Your Investment Checklist for 2026: Am I on Track?

Use this comprehensive investment checklist to assess whether your UK investment strategy is optimised for 2026 and beyond.

Your Investment Checklist for 2026: Am I on Track?

Start of Year Assessment: Are Your Foundations Solid?

Every year provides a valuable opportunity to step back from the day-to-day noise of markets and assess whether your investment strategy is genuinely on track. This checklist covers the key questions every UK investor should work through in 2026 — from tax efficiency and platform costs to contribution rates and portfolio construction. Work through each section honestly and act on any gaps you identify.

Tax Efficiency: Are You Using Every Allowance?

ISA allowance: Have you maximised your £20,000 Stocks and Shares ISA for the current tax year? The year runs to 5 April 2026, and unused allowance is permanently lost. SIPP contributions: Have you contributed enough to claim the full tax relief available at your income tax rate? Higher-rate taxpayers who do not claim their 40 per cent SIPP relief through self-assessment are leaving significant money on the table. Junior ISA: If you have children, are you contributing to a Junior ISA with up to £9,000 per year per child? Lifetime ISA: If you are eligible — aged 18 to 39 — are you using the Lifetime ISA's 25 per cent government bonus on up to £4,000 per year?

Platform and Fund Costs: Are You Paying Too Much?

List every fund in your portfolio and check its OCF. Any fund charging above 0.75 per cent deserves scrutiny — is it genuinely delivering value above what a 0.15 to 0.22 per cent index ETF provides? Review your platform's fees. As your portfolio grows, percentage-based fees become increasingly expensive. A portfolio of £100,000 at Hargreaves Lansdown in funds pays £450 per year in platform fees. The same portfolio at InvestEngine in ETFs pays zero in platform fees. Is there a cheaper platform that meets all your needs? Have you compared total costs — platform fee plus fund OCF — across your realistic alternatives?

Portfolio Construction: Is Your Allocation Still Right?

What is your current equity-bond split? Does it still reflect your risk tolerance and time horizon? If you have had a significant life event in the past year — marriage, children, house purchase, job change — has your investment strategy adapted accordingly? Is your portfolio genuinely diversified across geographies, sectors, and asset classes, or are you heavily concentrated in a specific market, sector, or individual stocks?

Contribution Rate: Are You Investing Enough?

Calculate your savings rate — the percentage of your take-home income you invest each month. If it is below 10 per cent, consider whether increasing to 15 or 20 per cent is feasible. Have you increased your contributions to reflect any income growth in the past year? Have you set up automated contributions so investing happens automatically without requiring a monthly decision?

Emergency Fund: Is Your Safety Net in Place?
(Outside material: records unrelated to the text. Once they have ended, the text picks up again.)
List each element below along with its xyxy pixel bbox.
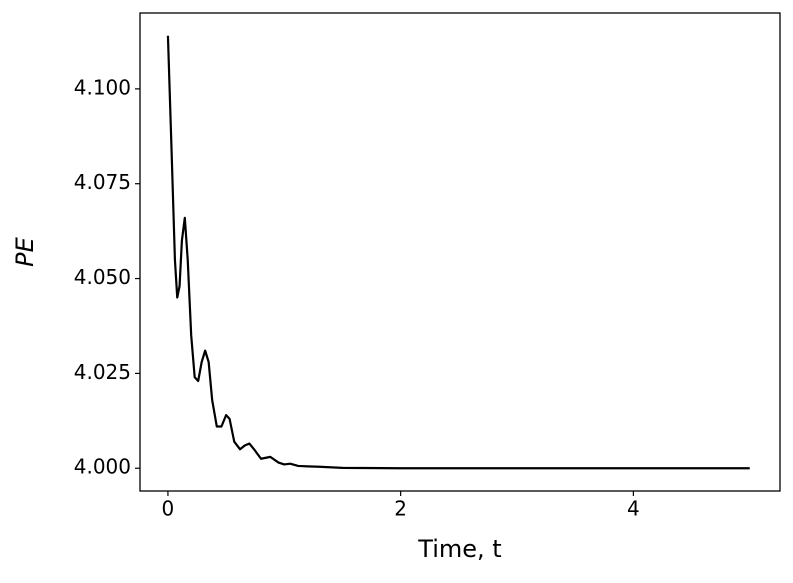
x-tick-label: 4: [627, 497, 640, 521]
y-tick-label: 4.050: [74, 265, 131, 289]
y-tick-label: 4.025: [74, 360, 131, 384]
data-line: [166, 35, 750, 470]
y-axis-label: PE: [11, 236, 39, 266]
x-axis-label: Time, t: [417, 535, 501, 563]
plot-frame: [139, 12, 781, 492]
y-tick-label: 4.075: [74, 170, 131, 194]
x-tick-label: 0: [162, 497, 175, 521]
y-tick-label: 4.100: [74, 75, 131, 99]
x-tick-label: 2: [394, 497, 407, 521]
y-tick-label: 4.000: [74, 455, 131, 479]
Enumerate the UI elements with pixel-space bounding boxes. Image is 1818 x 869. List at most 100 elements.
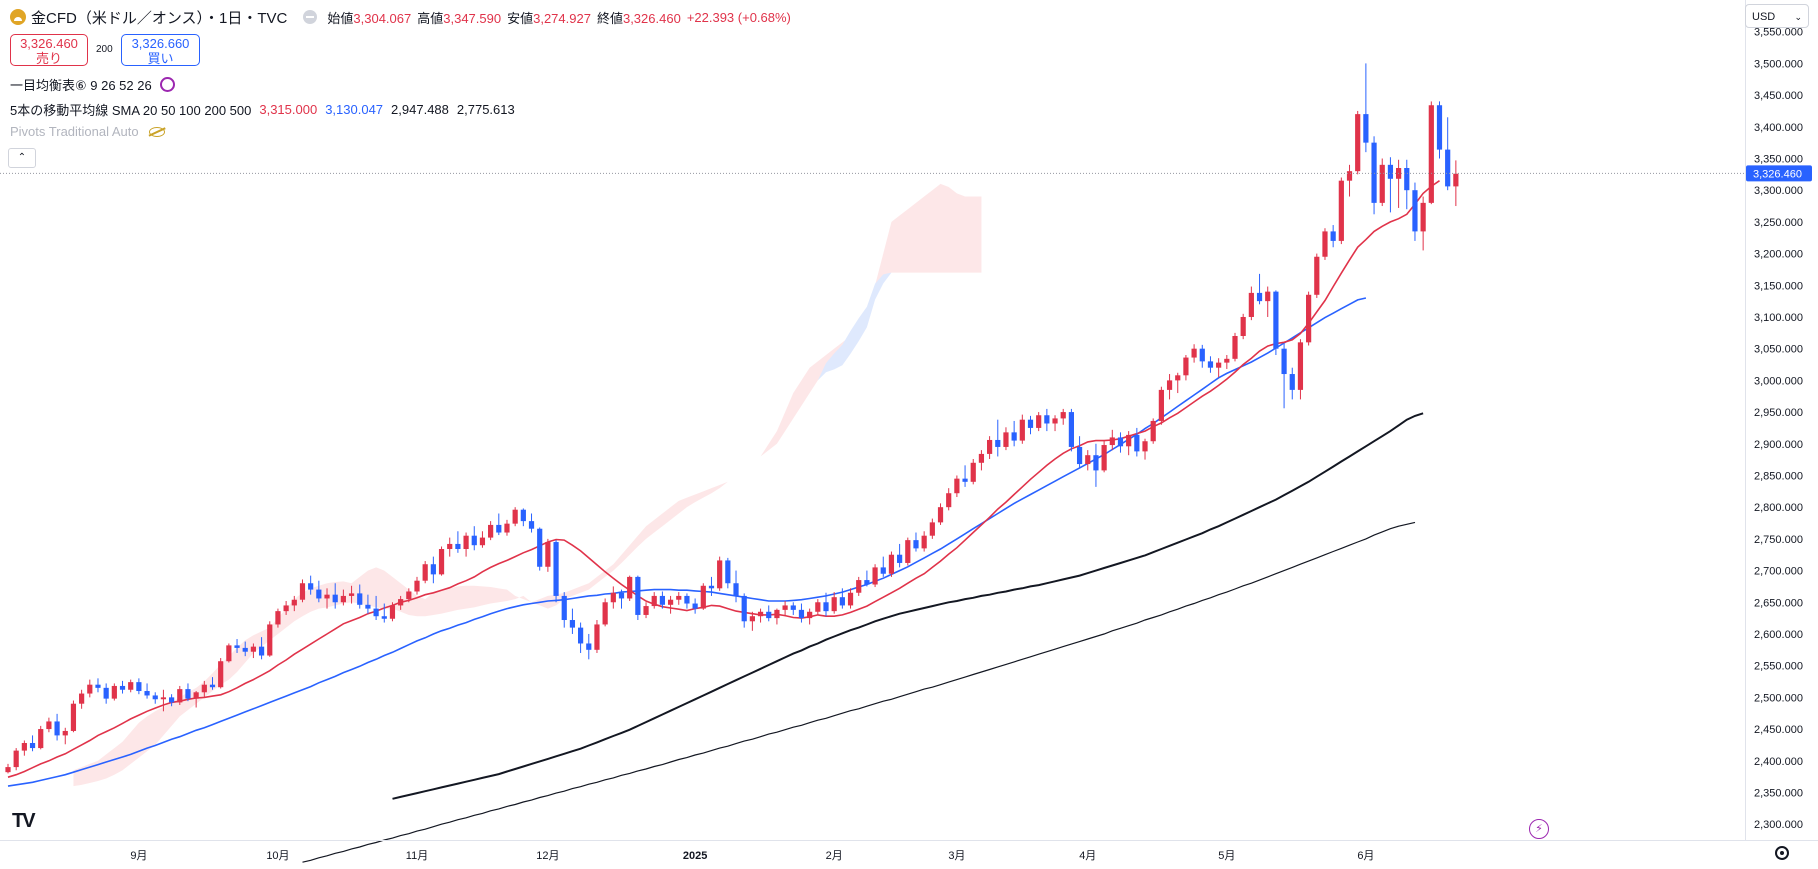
candle-body	[610, 592, 616, 603]
candle-body	[1289, 374, 1295, 390]
candle-body	[1109, 437, 1115, 446]
candle-body	[324, 594, 330, 599]
candle-body	[1076, 446, 1083, 465]
candle-body	[937, 507, 944, 523]
candle-body	[643, 606, 649, 615]
candle-body	[201, 684, 207, 693]
candle-body	[586, 643, 592, 650]
candle-body	[627, 576, 633, 599]
candle-body	[1150, 420, 1156, 442]
price-tick-label: 2,450.000	[1754, 724, 1803, 736]
candle-body	[545, 542, 551, 567]
candle-body	[38, 729, 44, 749]
candle-body	[357, 593, 363, 605]
candle-body	[1183, 357, 1189, 376]
ma-legend[interactable]: 5本の移動平均線 SMA 20 50 100 200 500 3,315.000…	[10, 100, 515, 119]
ichimoku-cloud	[73, 183, 982, 787]
candle-body	[316, 589, 322, 599]
buy-price: 3,326.660	[131, 36, 190, 51]
candle-body	[1142, 441, 1148, 452]
candle-body	[54, 721, 60, 736]
gear-icon[interactable]	[1775, 846, 1789, 860]
candle-body	[1052, 418, 1058, 424]
hidden-eye-icon[interactable]	[148, 126, 165, 137]
currency-select[interactable]: USD ⌄	[1745, 4, 1809, 28]
ichimoku-legend[interactable]: 一目均衡表⑥ 9 26 52 26	[10, 75, 175, 94]
ohlc-high: 高値3,347.590	[417, 10, 502, 26]
price-tick-label: 2,750.000	[1754, 534, 1803, 546]
candle-body	[1126, 434, 1132, 447]
candle-body	[79, 693, 85, 704]
candle-body	[87, 684, 93, 694]
candle-body	[741, 595, 747, 622]
price-tick-label: 3,350.000	[1754, 153, 1803, 165]
candle-body	[1306, 294, 1312, 343]
candle-body	[160, 697, 167, 700]
ohlc-open: 始値3,304.067	[327, 10, 412, 26]
symbol-title[interactable]: 金CFD（米ドル／オンス）・1日・TVC	[31, 9, 288, 27]
candle-body	[1216, 362, 1222, 368]
time-tick-label: 4月	[1079, 850, 1096, 862]
candle-body	[1273, 291, 1279, 349]
collapse-legend-button[interactable]: ⌃	[8, 148, 36, 168]
candle-body	[209, 684, 216, 688]
candle-body	[1248, 292, 1254, 317]
candle-body	[618, 592, 625, 599]
pivots-legend[interactable]: Pivots Traditional Auto	[10, 124, 165, 139]
candle-body	[46, 721, 52, 730]
ma-value-50: 3,130.047	[325, 102, 384, 117]
price-tick-label: 3,450.000	[1754, 90, 1803, 102]
candle-body	[864, 580, 870, 585]
candle-body	[1387, 164, 1394, 179]
candle-body	[913, 540, 919, 549]
candle-body	[1256, 292, 1263, 302]
spread-value: 200	[96, 44, 113, 55]
candle-body	[152, 695, 158, 700]
candle-body	[1199, 348, 1205, 362]
candle-body	[1224, 358, 1230, 363]
candle-body	[169, 697, 175, 703]
candle-body	[676, 595, 682, 600]
candle-body	[422, 564, 428, 581]
market-status-icon[interactable]	[303, 10, 318, 24]
candle-body	[1404, 168, 1410, 191]
refresh-icon[interactable]	[159, 77, 175, 92]
candle-body	[978, 453, 985, 463]
candle-body	[561, 595, 567, 621]
candle-body	[29, 743, 36, 749]
lightning-icon[interactable]: ⚡	[1529, 819, 1549, 839]
price-tick-label: 3,500.000	[1754, 58, 1803, 70]
cloud-bearish	[817, 272, 892, 381]
candle-body	[340, 595, 346, 603]
sma-50-line	[7, 297, 1367, 787]
candle-body	[1060, 412, 1066, 419]
candle-body	[1436, 105, 1443, 150]
candle-body	[1134, 434, 1140, 452]
price-tick-label: 2,600.000	[1754, 629, 1803, 641]
candle-body	[1453, 173, 1459, 187]
price-tick-label: 2,350.000	[1754, 787, 1803, 799]
candle-body	[1085, 455, 1091, 465]
price-tick-label: 3,200.000	[1754, 249, 1803, 261]
candle-body	[455, 543, 461, 550]
candle-body	[185, 689, 191, 699]
candle-body	[684, 595, 690, 604]
last-price-badge	[1746, 165, 1812, 182]
sell-button[interactable]: 3,326.460 売り	[10, 34, 88, 66]
candle-body	[70, 703, 77, 731]
time-tick-label: 10月	[266, 850, 289, 862]
candle-body	[1297, 342, 1304, 390]
ma-value-100: 2,947.488	[391, 102, 449, 117]
buy-button[interactable]: 3,326.660 買い	[121, 34, 200, 66]
time-tick-label: 12月	[536, 850, 559, 862]
candle-body	[905, 540, 911, 563]
candle-body	[578, 627, 584, 644]
candle-body	[1330, 231, 1336, 241]
price-tick-label: 3,000.000	[1754, 375, 1803, 387]
ohlc-change: +22.393 (+0.68%)	[686, 9, 791, 25]
candle-body	[1011, 432, 1017, 441]
candle-body	[308, 583, 314, 590]
tradingview-logo[interactable]: TV	[12, 810, 36, 832]
price-tick-label: 2,400.000	[1754, 756, 1803, 768]
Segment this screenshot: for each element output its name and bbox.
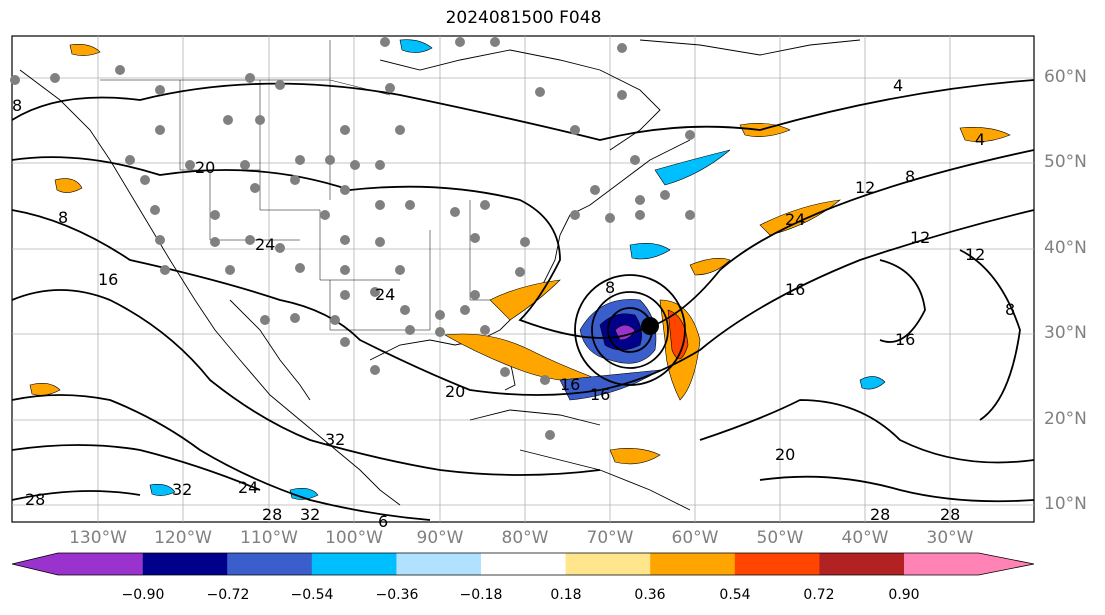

Do you have 3 to 6 months of essential living expenses in accessible cash savings — separate from your investment portfolio? If not, building this before increasing investment contributions protects you from having to sell investments at bad prices in an emergency. Is your emergency fund held in a competitive easy-access savings account earning a reasonable interest rate?

Goals Review: Are Your Targets Still Realistic?

Review your financial goals and timelines. Are you on track to reach your retirement target or FIRE number at your projected date? Have your goals changed — a house purchase, supporting family members, career change — that should alter your strategy? Use a compound return calculator to project where your current portfolio and contribution rate will take you in 10, 20, and 30 years.

Final Checklist

If you can confirm that your ISA is funded, your SIPP contributions are optimised for tax relief, your funds are low-cost index funds with OCFs below 0.25 per cent, your platform fees are competitive, your asset allocation reflects your risk tolerance and time horizon, you are contributing regularly and automatically, and your emergency fund is in place, then your investment strategy is in excellent shape for 2026. Make any necessary adjustments now, set your next annual review date, and return to the productive habit of not obsessing over your portfolio day-to-day.